Black Hat SEO, part two: SEOwN3d!!1

As search engine optimizers played fast and loose, a reaction from the search engine companies became inevitable. Now SEOs are forced to choose hats: black or white. (Part two in a series.)

By Scott Berinato

Page 7

So those who run the hacked site are mad at the hacking SEO. Customers are mad at the hacked site and at the search engine for bringing them to a hacked site. A company is mad about paying money to someone who didn't earn it, while someone who should have earned it is mad at the company and the other hacking SEO.

Where there's collateral damage, there's litigation. A few lawyers have started looking at the space as possible fertile ground.

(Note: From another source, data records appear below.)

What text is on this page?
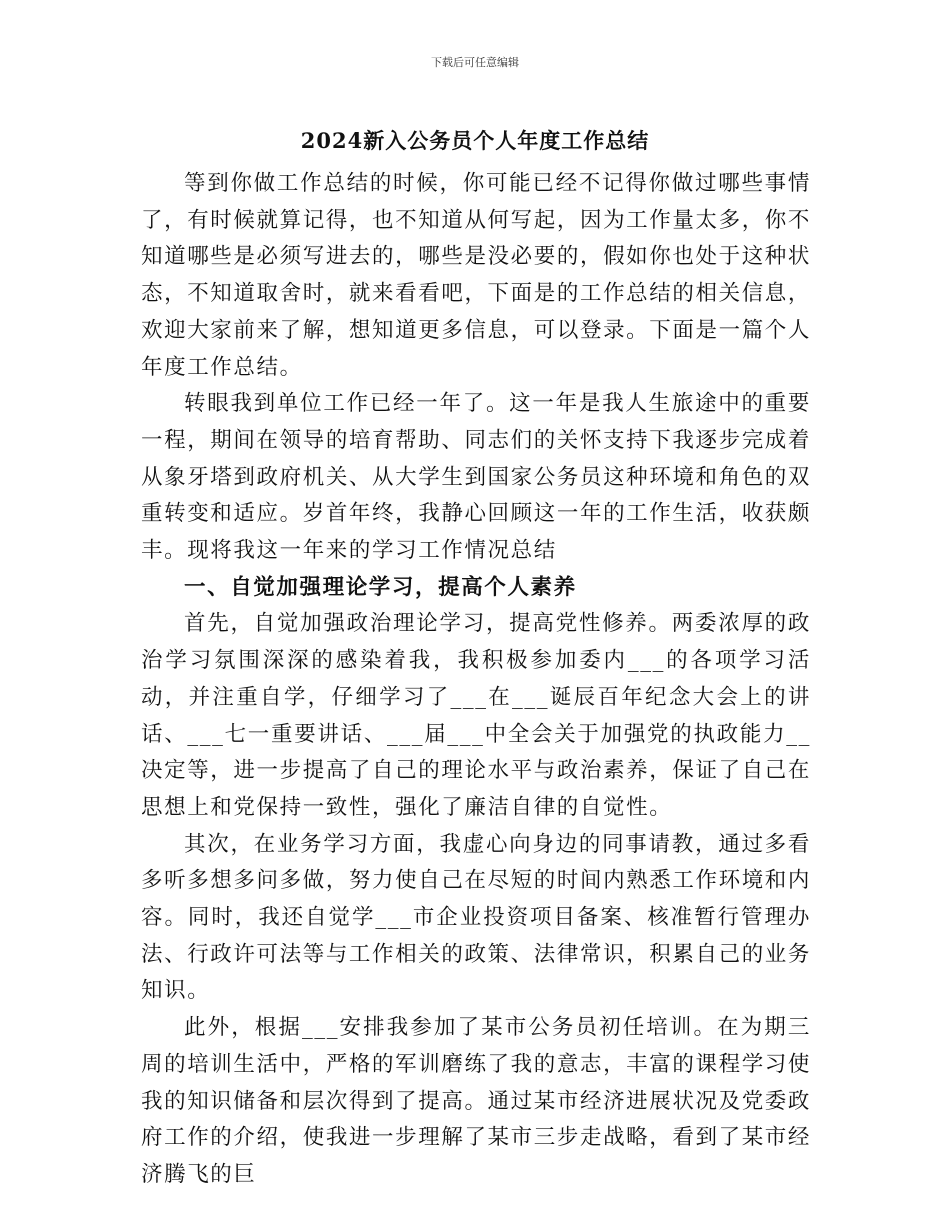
下载后可任意编辑
2024新入公务员个人年度工作总结

等到你做工作总结的时候，你可能已经不记得你做过哪些事情了，有时候就算记得，也不知道从何写起，因为工作量太多，你不知道哪些是必须写进去的，哪些是没必要的，假如你也处于这种状态，不知道取舍时，就来看看吧，下面是的工作总结的相关信息，欢迎大家前来了解，想知道更多信息，可以登录。下面是一篇个人年度工作总结。

转眼我到单位工作已经一年了。这一年是我人生旅途中的重要一程，期间在领导的培育帮助、同志们的关怀支持下我逐步完成着从象牙塔到政府机关、从大学生到国家公务员这种环境和角色的双重转变和适应。岁首年终，我静心回顾这一年的工作生活，收获颇丰。现将我这一年来的学习工作情况总结

一、自觉加强理论学习，提高个人素养

首先，自觉加强政治理论学习，提高党性修养。两委浓厚的政治学习氛围深深的感染着我，我积极参加委内___的各项学习活动，并注重自学，仔细学习了___在___诞辰百年纪念大会上的讲话、___七一重要讲话、___届___中全会关于加强党的执政能力__决定等，进一步提高了自己的理论水平与政治素养，保证了自己在思想上和党保持一致性，强化了廉洁自律的自觉性。

其次，在业务学习方面，我虚心向身边的同事请教，通过多看多听多想多问多做，努力使自己在尽短的时间内熟悉工作环境和内容。同时，我还自觉学___市企业投资项目备案、核准暂行管理办法、行政许可法等与工作相关的政策、法律常识，积累自己的业务知识。

此外，根据___安排我参加了某市公务员初任培训。在为期三周的培训生活中，严格的军训磨练了我的意志，丰富的课程学习使我的知识储备和层次得到了提高。通过某市经济进展状况及党委政府工作的介绍，使我进一步理解了某市三步走战略，看到了某市经济腾飞的巨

"It's quite possible that the next few years will see some lawsuits against providers that allege the use of SEO tactics," writes James Grimmelmann in an Iowa Law Review article from last November about the ambiguous state of search engine law. While he notes some challenges of suing based on SEO, he also notes, "Courts have recognized that some techniques of content design are deceptively manipulative and cause harm to legitimate providers, and it is possible that innovative pleading could properly state other business torts against manipulators. Similarly, luring users to one's content through SEO raises significant false-advertising concerns. In these cases, competitors, users and consumer-protection agencies might all be proper plaintiffs."

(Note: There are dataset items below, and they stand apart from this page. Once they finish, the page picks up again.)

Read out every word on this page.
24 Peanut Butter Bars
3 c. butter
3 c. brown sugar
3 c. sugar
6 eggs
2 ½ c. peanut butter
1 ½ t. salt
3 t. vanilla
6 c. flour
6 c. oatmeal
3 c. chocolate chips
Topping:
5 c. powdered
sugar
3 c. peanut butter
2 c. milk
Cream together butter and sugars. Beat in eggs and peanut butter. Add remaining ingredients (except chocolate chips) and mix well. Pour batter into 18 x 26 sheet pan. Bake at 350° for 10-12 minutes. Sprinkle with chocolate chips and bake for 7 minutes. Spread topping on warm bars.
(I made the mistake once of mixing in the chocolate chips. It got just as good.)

But that's speculation. Naylor, among others, says that aggressive and illegal forms of SEO have already had more tangible effects on the Internet and what it's good for--or rather what it's no longer good for.

"One of the things black-hat SEOs did, and did very, very well, was to go into Web landscapes and just destroy them," says Naylor. "I mean, at one time people liked having guest books on their sites, and SEOs just filled them with all these links to the point they became unusable. Now why would you have a guest book? It's asking for trouble. Why would you let people put comments on your blog? Are you crazy?"

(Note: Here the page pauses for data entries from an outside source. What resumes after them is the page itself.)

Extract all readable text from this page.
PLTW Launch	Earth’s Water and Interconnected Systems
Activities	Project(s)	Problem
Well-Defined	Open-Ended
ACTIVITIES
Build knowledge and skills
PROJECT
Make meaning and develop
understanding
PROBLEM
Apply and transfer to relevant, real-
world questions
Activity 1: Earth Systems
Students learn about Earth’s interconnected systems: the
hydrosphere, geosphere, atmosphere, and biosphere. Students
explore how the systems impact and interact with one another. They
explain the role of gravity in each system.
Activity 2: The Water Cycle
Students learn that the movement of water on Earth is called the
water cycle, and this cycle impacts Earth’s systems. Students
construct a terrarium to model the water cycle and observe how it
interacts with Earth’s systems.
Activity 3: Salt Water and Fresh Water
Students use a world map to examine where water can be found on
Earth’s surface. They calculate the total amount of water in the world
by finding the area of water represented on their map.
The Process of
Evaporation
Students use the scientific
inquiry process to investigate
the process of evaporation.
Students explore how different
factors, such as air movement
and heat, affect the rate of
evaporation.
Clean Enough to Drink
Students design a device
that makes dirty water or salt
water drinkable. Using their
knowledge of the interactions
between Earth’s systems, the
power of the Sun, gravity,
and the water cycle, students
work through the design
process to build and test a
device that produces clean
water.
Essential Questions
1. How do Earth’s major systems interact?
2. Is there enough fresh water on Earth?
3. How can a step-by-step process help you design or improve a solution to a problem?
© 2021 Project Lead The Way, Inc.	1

The optimizers are changing what's valuable online, by changing what looks valuable because it ranks high in a search. Black-hat SEOs, and now hacking SEOs, are so good at their craft that they force search companies to constantly change the algorithms and filters. The factors that give a site juice are in some ways the ones that SEOs haven't yet exploited.

Some SEOs argue that no online feature exists that they won't be able to game. What black-hat SEO demonstrates, they say, is that the search algorithm isn't magic at all. It's just software that, once understood, is easily outwitted by humans.